Nabila iri pada Ria atau Desy atau Venty yang walau mereka satu level dengan dirinya, hanya staf klerikal juga, mereka sering didengar pendapatnya. Sering diajak makan siang, atau sepulang kantor diajak makan malam atau karaoke. Cerita-cerita mereka ketika berkumpul bersama sudah akrab di telinganya dan itu semakin membuat dirinya minder. Rasa minder itu makin sering menguasai diri dan ia hanya bisa berkhayal seandainya ia berpenampilan lebih menarik daripada sekedar seadanya seperti saat ini.
*
Tante Sheila mengeluh tanpa henti karena omzet salon yang menurun. Ia sudah telpon beberapa pelanggan yang dulu setia dan belakangan tidak lagi ke salonnya. Penasaran dan tidak tahan dengan kerugian yang ditanggung, ia lalu menelpon banyak pelanggan yang umumnya pria.

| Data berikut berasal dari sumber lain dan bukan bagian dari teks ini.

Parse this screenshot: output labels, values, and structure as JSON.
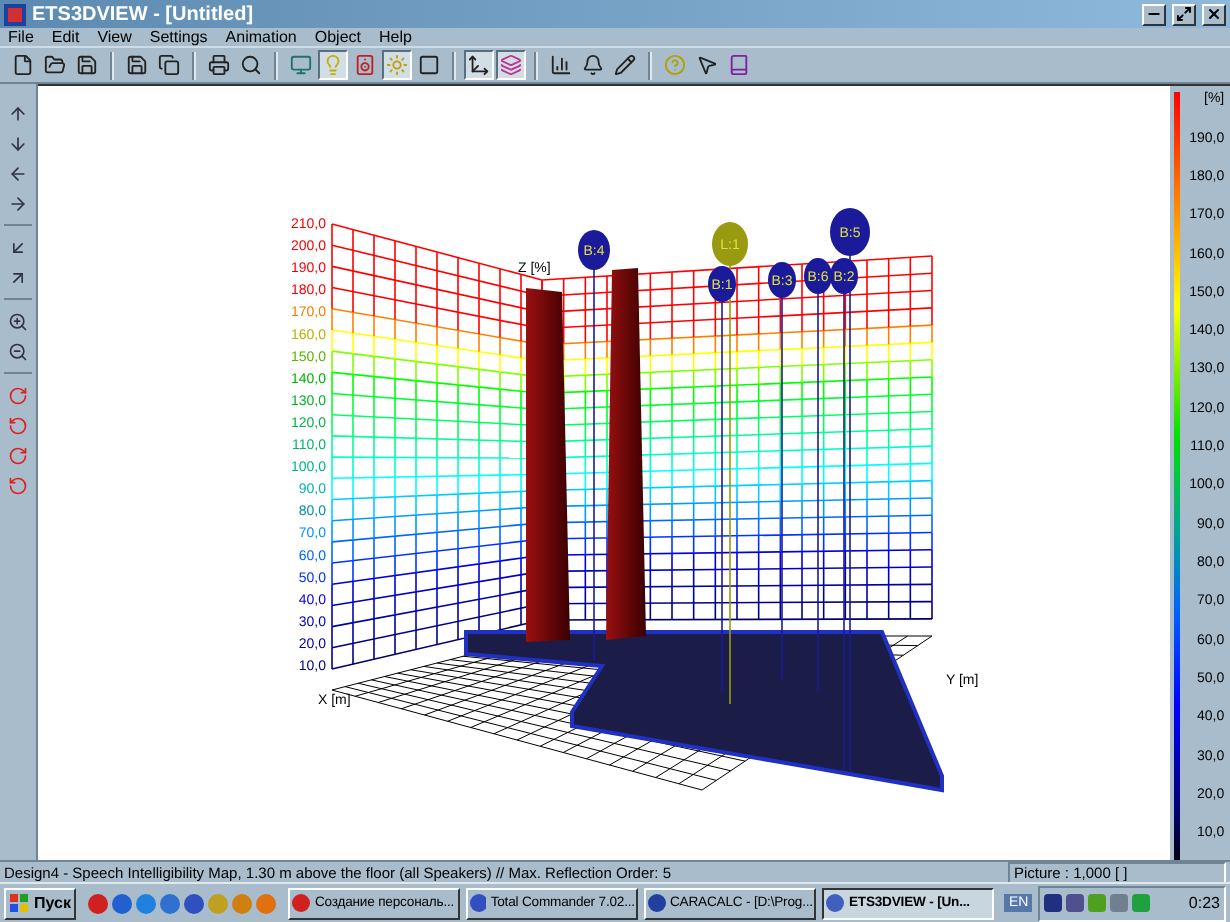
{
  "window": {
    "title": "ETS3DVIEW - [Untitled]"
  },
  "menu": [
    "File",
    "Edit",
    "View",
    "Settings",
    "Animation",
    "Object",
    "Help"
  ],
  "toolbar": [
    {
      "kind": "new",
      "pressed": false
    },
    {
      "kind": "open",
      "pressed": false
    },
    {
      "kind": "save",
      "pressed": false
    },
    {
      "kind": "separator"
    },
    {
      "kind": "save-as",
      "pressed": false
    },
    {
      "kind": "copy",
      "pressed": false
    },
    {
      "kind": "separator"
    },
    {
      "kind": "print",
      "pressed": false
    },
    {
      "kind": "preview",
      "pressed": false
    },
    {
      "kind": "separator"
    },
    {
      "kind": "monitor",
      "pressed": false
    },
    {
      "kind": "bulb",
      "pressed": true
    },
    {
      "kind": "speaker",
      "pressed": false
    },
    {
      "kind": "sun",
      "pressed": true
    },
    {
      "kind": "surface",
      "pressed": false
    },
    {
      "kind": "separator"
    },
    {
      "kind": "axes",
      "pressed": true
    },
    {
      "kind": "layers",
      "pressed": true
    },
    {
      "kind": "separator"
    },
    {
      "kind": "chart",
      "pressed": false
    },
    {
      "kind": "bell",
      "pressed": false
    },
    {
      "kind": "edit",
      "pressed": false
    },
    {
      "kind": "separator"
    },
    {
      "kind": "help",
      "pressed": false
    },
    {
      "kind": "context-help",
      "pressed": false
    },
    {
      "kind": "book",
      "pressed": false
    }
  ],
  "side_tools": [
    {
      "kind": "up"
    },
    {
      "kind": "down"
    },
    {
      "kind": "left"
    },
    {
      "kind": "right"
    },
    {
      "kind": "separator"
    },
    {
      "kind": "down-left"
    },
    {
      "kind": "up-right"
    },
    {
      "kind": "separator"
    },
    {
      "kind": "zoom-in"
    },
    {
      "kind": "zoom-out"
    },
    {
      "kind": "separator"
    },
    {
      "kind": "rotate-x"
    },
    {
      "kind": "rotate-y"
    },
    {
      "kind": "rotate-z"
    },
    {
      "kind": "rotate-w"
    }
  ],
  "plot": {
    "z_labels": [
      "210,0",
      "200,0",
      "190,0",
      "180,0",
      "170,0",
      "160,0",
      "150,0",
      "140,0",
      "130,0",
      "120,0",
      "110,0",
      "100,0",
      "90,0",
      "80,0",
      "70,0",
      "60,0",
      "50,0",
      "40,0",
      "30,0",
      "20,0",
      "10,0"
    ],
    "z_axis": "Z [%]",
    "x_axis": "X [m]",
    "y_axis": "Y [m]",
    "speakers": [
      {
        "label": "B:4",
        "color": "#1a1a9a"
      },
      {
        "label": "L:1",
        "color": "#9a9a10"
      },
      {
        "label": "B:1",
        "color": "#1a1a9a"
      },
      {
        "label": "B:3",
        "color": "#1a1a9a"
      },
      {
        "label": "B:6",
        "color": "#1a1a9a"
      },
      {
        "label": "B:2",
        "color": "#1a1a9a"
      },
      {
        "label": "B:5",
        "color": "#1a1a9a"
      }
    ]
  },
  "legend": {
    "unit": "[%]",
    "labels": [
      "190,0",
      "180,0",
      "170,0",
      "160,0",
      "150,0",
      "140,0",
      "130,0",
      "120,0",
      "110,0",
      "100,0",
      "90,0",
      "80,0",
      "70,0",
      "60,0",
      "50,0",
      "40,0",
      "30,0",
      "20,0",
      "10,0"
    ]
  },
  "status_bar": {
    "message": "Design4 - Speech Intelligibility Map, 1.30 m above the floor (all Speakers) // Max. Reflection Order: 5",
    "picture": "Picture : 1,000 [ ]"
  },
  "taskbar": {
    "start": "Пуск",
    "tasks": [
      {
        "label": "Создание персональ...",
        "selected": false
      },
      {
        "label": "Total Commander 7.02...",
        "selected": false
      },
      {
        "label": "CARACALC - [D:\\Prog...",
        "selected": false
      },
      {
        "label": "ETS3DVIEW - [Un...",
        "selected": true
      }
    ],
    "language": "EN",
    "clock": "0:23"
  }
}
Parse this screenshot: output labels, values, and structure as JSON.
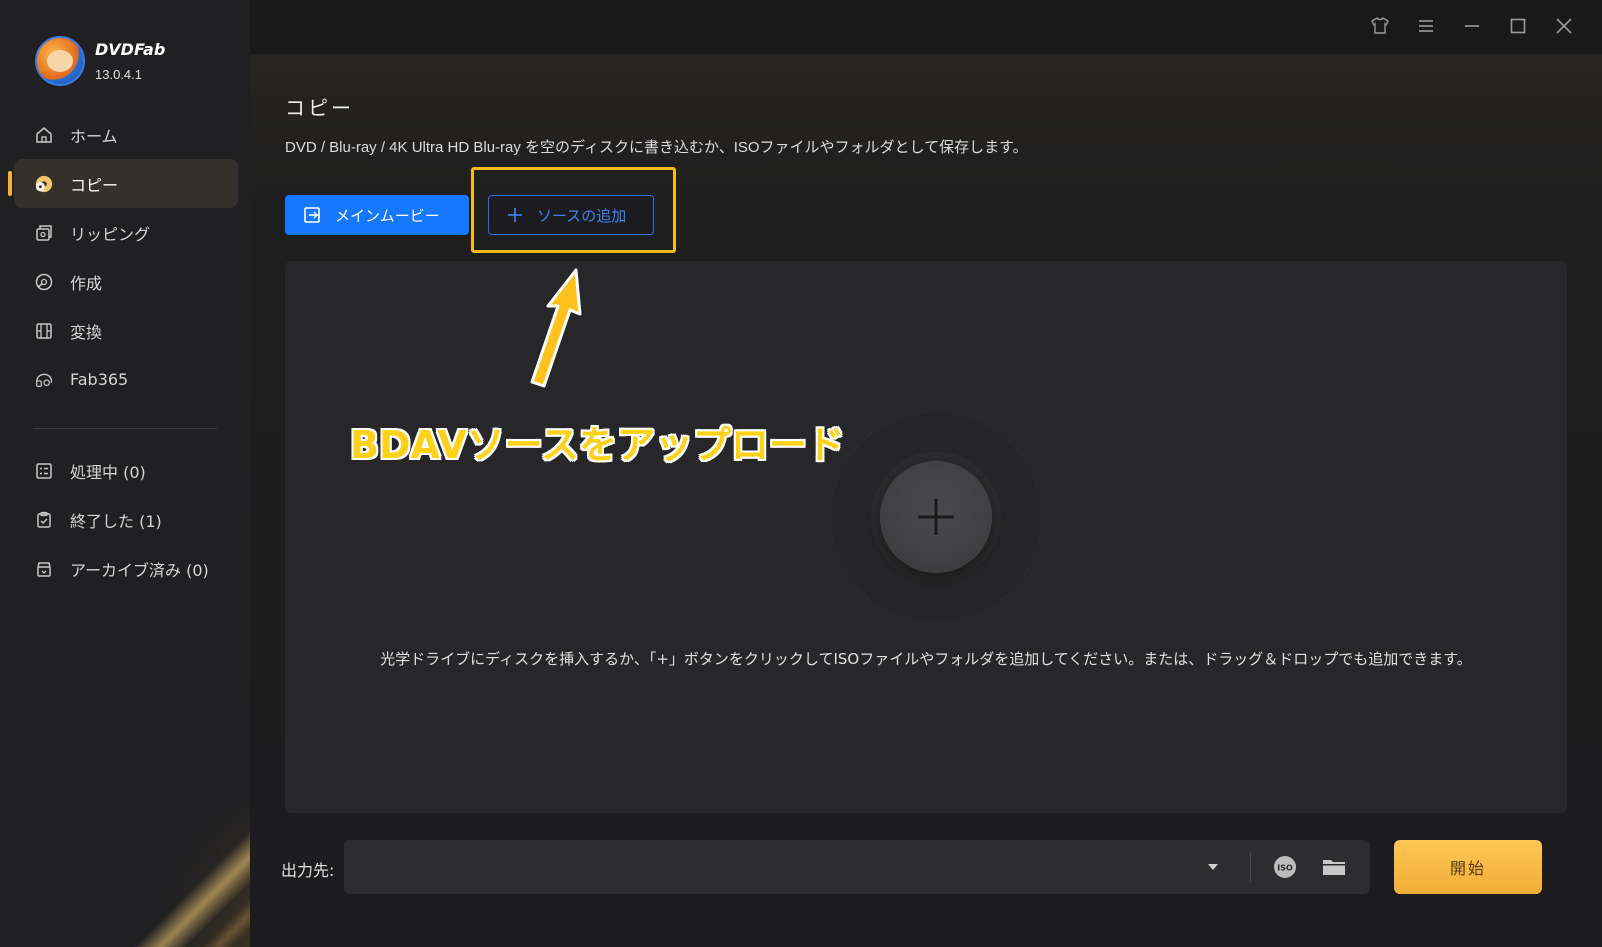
{
  "app": {
    "name": "DVDFab",
    "version": "13.0.4.1"
  },
  "sidebar": {
    "items": [
      {
        "label": "ホーム",
        "icon": "home-icon"
      },
      {
        "label": "コピー",
        "icon": "copy-disc-icon",
        "active": true
      },
      {
        "label": "リッピング",
        "icon": "ripper-icon"
      },
      {
        "label": "作成",
        "icon": "creator-icon"
      },
      {
        "label": "変換",
        "icon": "film-icon"
      },
      {
        "label": "Fab365",
        "icon": "fab365-icon"
      }
    ],
    "tasks": [
      {
        "label": "処理中 (0)",
        "icon": "processing-list-icon"
      },
      {
        "label": "終了した (1)",
        "icon": "finished-clipboard-icon"
      },
      {
        "label": "アーカイブ済み (0)",
        "icon": "archive-box-icon"
      }
    ]
  },
  "window": {
    "controls": [
      "skin-icon",
      "menu-icon",
      "minimize-icon",
      "maximize-icon",
      "close-icon"
    ]
  },
  "main": {
    "title": "コピー",
    "description": "DVD / Blu-ray / 4K Ultra HD Blu-ray を空のディスクに書き込むか、ISOファイルやフォルダとして保存します。",
    "mode_button": "メインムービー",
    "add_source_button": "ソースの追加",
    "drop_hint": "光学ドライブにディスクを挿入するか、「+」ボタンをクリックしてISOファイルやフォルダを追加してください。または、ドラッグ＆ドロップでも追加できます。",
    "annotation": "BDAVソースをアップロード"
  },
  "output": {
    "label": "出力先:",
    "value": "",
    "start_button": "開始"
  },
  "colors": {
    "accent_blue": "#1677ff",
    "highlight_yellow": "#f7bb19",
    "start_orange": "#f7b941",
    "active_bar": "#f3b23b"
  }
}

Ia kaget karena semua pelanggan pria memiliki keluhan yang sama. Menurut mereka, dua kapster yang ada memiliki sifat galak alias tidak ramah. Saat ditelisik lebih jauh, ia mengerti bahwa rupanya yang dimaksud mereka ingin kapster yang permisif. Yang mengijinkan ketika tangan mereka bertingkah jahil.
“Masa’ sih cuma sentuh pantat doang si Dewi marah.”
“Si Yuli marah besar sama inyong waktu dipelototin dadanya. Salahnya sendiri ndak pake beha.”
“Bah, aku senggol sedikiiiit saza dada si Bella, marah kali dia. Padahal aku tidak sengaza.”
“Aku diomelin Dewi gara-gara ngintip CDnya dia.”
“Aku rangkul bahu si Yuli, eh dia tampar aku.”
“Bella itu harus sadar toketnya besar. Jadi kalau aku remas jangan marah. Aku siap kasih tip.”
Selain pada tiga anak buahnya, mereka juga ternyata ada juga yang mengeluhkan Tante Sheila.
“Lain kali tante Sheila jangan marah kalo aku intip belahan dadanya ya. Seharusnya Tante bangga karena masih ada yang suka.”
Setelah mendapat masukan, ia pusing. Apa yang harus dilakukan kalau begitu? Dirinya bersama seluruh jajaran kapster harus mengambil langkah drastis dan ia masih belum tahu caranya seperti apa.